Le titre de Le premier livre d’Alec Leach ne mâche pas ses mots : Le monde est en feu mais nous achetons toujours des chaussures. La question au cœur du livre est tout aussi directe. Nous savons que la mode est mauvaise pour la planète, alors pourquoi continuons-nous à faire du shopping ? Leach, un ancien rédacteur de mode devenu consultant en développement durable, a cherché à trouver des réponses. Le résultat est une méditation profondément curieuse et actuelle sur le consumérisme contemporain, la culture hype et comment l’obsession de l’industrie de la mode pour le streetwear a créé une goutte frénétique après l’autre sans aucun signe de ralentissement.

Mais Leach, qui a passé près de cinq ans à la publication streetwear Highsnobiety, n’est pas là pour pointer du doigt quelqu’un qui aime les vêtements. “Nous méritons tous de belles choses à porter”, me dit-il depuis son bureau à Berlin. Naviguer dans les achats et la durabilité n’est pas si noir et blanc, et Leach est le premier à admettre qu’il n’y a pas de solution miracle. “Je ne voulais pas prêcher certains commandements du shopping comme si j’avais toutes les réponses”, dit-il. C’est rafraîchissant de lire quelqu’un écrire sur la crise environnementale mondiale de la mode sur un ton qui, bien que toujours urgent, a une compréhension plus profonde du côté émotionnel des vêtements.

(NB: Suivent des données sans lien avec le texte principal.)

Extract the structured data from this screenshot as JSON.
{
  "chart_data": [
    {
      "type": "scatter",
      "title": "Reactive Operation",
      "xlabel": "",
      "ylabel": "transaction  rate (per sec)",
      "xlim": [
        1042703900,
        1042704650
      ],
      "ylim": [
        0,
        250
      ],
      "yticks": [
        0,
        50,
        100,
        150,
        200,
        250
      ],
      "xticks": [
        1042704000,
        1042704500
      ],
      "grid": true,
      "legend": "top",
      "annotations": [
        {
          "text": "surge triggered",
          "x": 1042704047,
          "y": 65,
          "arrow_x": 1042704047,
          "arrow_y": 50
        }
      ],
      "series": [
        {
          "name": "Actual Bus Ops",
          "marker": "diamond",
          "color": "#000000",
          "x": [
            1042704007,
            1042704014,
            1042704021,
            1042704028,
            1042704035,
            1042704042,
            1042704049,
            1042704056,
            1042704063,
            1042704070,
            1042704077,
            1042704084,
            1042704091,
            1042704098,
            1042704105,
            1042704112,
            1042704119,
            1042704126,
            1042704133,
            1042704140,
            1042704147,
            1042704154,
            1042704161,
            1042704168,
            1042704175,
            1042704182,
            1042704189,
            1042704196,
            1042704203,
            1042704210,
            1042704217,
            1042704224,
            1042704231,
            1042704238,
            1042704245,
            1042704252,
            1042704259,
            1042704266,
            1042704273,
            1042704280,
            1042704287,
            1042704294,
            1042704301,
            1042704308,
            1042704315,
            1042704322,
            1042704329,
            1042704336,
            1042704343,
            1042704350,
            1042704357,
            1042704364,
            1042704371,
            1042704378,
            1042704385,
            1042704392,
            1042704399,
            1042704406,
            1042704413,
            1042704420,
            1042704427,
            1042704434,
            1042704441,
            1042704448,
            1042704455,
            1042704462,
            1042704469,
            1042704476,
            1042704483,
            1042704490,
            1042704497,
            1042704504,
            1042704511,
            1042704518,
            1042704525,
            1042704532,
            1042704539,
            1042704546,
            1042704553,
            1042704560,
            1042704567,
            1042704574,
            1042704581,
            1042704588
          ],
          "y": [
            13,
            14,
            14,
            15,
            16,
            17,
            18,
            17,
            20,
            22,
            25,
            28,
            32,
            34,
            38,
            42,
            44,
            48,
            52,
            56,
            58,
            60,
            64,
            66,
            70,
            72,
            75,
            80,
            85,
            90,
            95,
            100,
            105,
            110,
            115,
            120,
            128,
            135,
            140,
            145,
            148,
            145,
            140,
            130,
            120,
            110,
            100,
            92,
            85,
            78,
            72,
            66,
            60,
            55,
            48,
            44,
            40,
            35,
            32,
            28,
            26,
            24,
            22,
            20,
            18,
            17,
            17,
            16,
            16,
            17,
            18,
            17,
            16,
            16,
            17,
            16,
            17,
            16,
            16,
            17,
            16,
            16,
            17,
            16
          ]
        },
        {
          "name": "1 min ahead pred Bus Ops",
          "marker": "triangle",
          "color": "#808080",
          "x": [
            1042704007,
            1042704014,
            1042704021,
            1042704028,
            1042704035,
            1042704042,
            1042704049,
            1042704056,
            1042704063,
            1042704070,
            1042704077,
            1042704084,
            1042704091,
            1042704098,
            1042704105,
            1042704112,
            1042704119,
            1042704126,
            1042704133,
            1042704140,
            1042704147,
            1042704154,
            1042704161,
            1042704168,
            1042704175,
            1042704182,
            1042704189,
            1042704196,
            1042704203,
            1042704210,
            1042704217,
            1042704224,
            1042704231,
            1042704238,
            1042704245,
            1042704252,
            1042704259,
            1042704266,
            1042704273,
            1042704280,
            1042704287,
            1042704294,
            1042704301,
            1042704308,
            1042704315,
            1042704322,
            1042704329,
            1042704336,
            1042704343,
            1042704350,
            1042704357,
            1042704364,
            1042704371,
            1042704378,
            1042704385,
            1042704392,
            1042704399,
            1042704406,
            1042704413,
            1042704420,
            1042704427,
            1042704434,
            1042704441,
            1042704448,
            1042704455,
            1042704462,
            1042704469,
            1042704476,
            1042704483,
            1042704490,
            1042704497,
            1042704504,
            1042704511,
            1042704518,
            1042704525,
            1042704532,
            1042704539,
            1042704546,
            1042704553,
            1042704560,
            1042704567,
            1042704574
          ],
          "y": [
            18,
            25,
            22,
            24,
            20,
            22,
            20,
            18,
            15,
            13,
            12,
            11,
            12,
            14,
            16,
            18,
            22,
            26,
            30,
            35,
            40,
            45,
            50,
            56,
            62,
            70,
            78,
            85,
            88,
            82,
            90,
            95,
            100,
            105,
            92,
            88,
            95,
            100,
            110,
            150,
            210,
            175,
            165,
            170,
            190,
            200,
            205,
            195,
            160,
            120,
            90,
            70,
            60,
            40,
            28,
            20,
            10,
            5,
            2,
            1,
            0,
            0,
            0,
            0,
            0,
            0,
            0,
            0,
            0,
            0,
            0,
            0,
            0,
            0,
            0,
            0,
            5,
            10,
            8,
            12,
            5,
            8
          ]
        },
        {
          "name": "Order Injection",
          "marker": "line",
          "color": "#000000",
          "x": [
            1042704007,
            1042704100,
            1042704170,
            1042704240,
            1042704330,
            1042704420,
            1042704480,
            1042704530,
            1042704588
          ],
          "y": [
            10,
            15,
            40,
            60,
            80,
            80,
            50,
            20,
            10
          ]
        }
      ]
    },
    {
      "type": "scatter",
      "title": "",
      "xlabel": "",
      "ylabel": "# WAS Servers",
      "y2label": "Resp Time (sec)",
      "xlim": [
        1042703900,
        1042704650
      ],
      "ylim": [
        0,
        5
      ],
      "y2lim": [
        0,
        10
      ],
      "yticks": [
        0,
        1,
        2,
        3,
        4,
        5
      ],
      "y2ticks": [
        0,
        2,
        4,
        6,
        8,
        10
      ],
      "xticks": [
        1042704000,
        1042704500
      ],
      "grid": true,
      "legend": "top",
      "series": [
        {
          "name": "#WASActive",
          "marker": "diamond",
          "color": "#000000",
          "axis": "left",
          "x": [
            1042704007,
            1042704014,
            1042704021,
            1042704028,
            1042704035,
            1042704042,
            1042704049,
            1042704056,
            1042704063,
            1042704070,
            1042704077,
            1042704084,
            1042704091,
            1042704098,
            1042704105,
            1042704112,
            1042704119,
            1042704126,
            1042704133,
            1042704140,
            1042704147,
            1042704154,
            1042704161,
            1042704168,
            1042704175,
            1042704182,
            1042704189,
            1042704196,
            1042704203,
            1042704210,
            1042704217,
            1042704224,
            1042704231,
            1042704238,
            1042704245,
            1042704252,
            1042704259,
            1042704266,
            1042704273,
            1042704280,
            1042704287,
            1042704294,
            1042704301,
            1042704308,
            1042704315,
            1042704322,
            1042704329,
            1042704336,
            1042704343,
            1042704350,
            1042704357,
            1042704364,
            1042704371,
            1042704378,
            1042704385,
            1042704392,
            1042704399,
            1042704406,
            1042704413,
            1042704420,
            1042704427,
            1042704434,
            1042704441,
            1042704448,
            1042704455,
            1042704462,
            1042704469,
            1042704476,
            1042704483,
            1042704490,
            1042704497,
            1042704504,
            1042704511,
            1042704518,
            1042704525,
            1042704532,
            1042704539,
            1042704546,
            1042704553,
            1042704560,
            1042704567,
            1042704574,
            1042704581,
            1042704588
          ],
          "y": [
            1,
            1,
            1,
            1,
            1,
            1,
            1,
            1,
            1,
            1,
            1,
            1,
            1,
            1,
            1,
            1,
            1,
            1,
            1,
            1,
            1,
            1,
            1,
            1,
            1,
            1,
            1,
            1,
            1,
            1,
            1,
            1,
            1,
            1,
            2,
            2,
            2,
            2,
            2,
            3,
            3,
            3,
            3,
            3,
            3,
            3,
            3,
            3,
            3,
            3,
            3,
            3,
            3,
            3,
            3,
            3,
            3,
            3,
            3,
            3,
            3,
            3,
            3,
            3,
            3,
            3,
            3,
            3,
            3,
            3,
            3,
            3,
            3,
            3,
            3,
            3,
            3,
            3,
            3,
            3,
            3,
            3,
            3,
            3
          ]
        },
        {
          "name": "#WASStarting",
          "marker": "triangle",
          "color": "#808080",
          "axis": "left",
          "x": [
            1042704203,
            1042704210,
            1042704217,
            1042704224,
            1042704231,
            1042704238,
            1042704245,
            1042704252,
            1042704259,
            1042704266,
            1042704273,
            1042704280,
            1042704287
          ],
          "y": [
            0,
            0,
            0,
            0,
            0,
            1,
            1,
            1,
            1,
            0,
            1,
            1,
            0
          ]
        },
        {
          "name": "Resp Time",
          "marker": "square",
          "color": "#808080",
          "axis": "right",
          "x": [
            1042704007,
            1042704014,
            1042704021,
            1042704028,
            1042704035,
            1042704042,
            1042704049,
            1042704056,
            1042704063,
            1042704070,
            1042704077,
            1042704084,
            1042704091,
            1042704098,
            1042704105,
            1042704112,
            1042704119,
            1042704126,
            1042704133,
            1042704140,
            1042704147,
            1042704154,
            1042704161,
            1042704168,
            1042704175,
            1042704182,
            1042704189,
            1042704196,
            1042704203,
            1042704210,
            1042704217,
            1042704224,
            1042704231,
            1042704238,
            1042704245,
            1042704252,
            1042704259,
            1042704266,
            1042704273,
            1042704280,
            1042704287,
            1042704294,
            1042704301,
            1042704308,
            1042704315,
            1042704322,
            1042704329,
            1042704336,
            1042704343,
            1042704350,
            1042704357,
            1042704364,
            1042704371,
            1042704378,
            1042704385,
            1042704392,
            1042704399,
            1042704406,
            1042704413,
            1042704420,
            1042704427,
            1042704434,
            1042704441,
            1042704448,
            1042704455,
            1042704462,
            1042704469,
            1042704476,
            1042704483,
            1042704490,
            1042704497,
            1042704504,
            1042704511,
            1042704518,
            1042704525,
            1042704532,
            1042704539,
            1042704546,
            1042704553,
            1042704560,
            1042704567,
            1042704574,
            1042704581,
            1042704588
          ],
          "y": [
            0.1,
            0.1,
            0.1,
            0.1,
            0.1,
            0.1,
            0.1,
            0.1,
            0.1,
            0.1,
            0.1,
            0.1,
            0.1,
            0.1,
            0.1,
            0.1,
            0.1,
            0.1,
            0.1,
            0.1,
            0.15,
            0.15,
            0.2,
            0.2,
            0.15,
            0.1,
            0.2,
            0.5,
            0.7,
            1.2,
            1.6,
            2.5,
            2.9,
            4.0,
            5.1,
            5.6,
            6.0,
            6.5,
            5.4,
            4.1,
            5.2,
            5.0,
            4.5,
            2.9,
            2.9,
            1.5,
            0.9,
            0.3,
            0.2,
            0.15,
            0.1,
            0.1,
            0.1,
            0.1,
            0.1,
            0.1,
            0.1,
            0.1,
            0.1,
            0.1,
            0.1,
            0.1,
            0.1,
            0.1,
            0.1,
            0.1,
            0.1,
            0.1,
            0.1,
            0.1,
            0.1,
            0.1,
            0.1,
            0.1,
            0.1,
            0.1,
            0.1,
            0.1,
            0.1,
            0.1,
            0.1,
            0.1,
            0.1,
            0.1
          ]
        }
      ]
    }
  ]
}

Leach aborde tout de la place de quelqu’un qui comprend tout le bien que la mode offre – le pouvoir d’expression de soi qu’elle peut donner. Le livre oscille entre une anecdote personnelle sur son amour pour Our Legacy, puis se lance dans une analyse approfondie de la façon dont l’étiquette “Made In” est généralement un mensonge total. (Leach parvient toujours à vous donner du sucre avec votre médicament.) Il revient sans cesse sur l’idée que la solution n’est pas d’acheter d’occasion ou d’avoir besoin d’une autre collection « durable », mais que nous, en tant que consommateurs, devons changer notre relation avec l’acte de magasiner.

Leach a parlé à GQ sur le changement de sa propre relation avec la mode, le pouvoir de remettre en question chaque achat et la façon dont nous devrions adopter une approche plus lente et plus intentionnelle des vêtements que nous mettons dans nos placards.

Quand avez-vous commencé à repenser et à remettre en question votre propre rapport à la mode et au vêtement ?

La chose la plus importante pour moi était d’aller à la Fashion Week de Paris chaque saison et de voir peut-être 10 collections par jour de mes propres yeux. Et puis, dans ma boîte de réception, il y a encore 10 ou 20 collectes par jour. Vous avez juste le sentiment que la mode ne s’arrête vraiment jamais. C’est quelque chose qui a vraiment commencé à m’épuiser au bout d’un moment. Chaque saison, vous voyez des centaines et des centaines de nouvelles collections, et j’ai fini par penser, bon, à quoi ça sert tout ça, et où est-ce que tout ça va ?

C’est vraiment, vraiment épuisant d’essayer de tout suivre. Essayer de suivre la façon dont vous êtes censé faire vos achats. Je suis juste arrivé à un point où j’ai commencé à me demander ce que j’en retirais. Après avoir quitté mon ancien travail [at Highsnobiety] était quand j’ai vraiment remis en question mes habitudes. J’ai réalisé que ma vie était vraiment encombrée de trucs, et rien de tout cela ne signifiait vraiment quelque chose pour moi, même si tout cela semblait vraiment important à l’époque. Je me souviens juste d’avoir pensé qu’après avoir suivi toutes les tendances que j’étais censée suivre, avoir obtenu tous les créateurs que j’étais censé avoir, j’avais juste un tas de choses dans mon placard qui ne signifiaient rien pour moi. Je ne pensais pas que cela me convenait et je n’aimais pas vraiment en porter.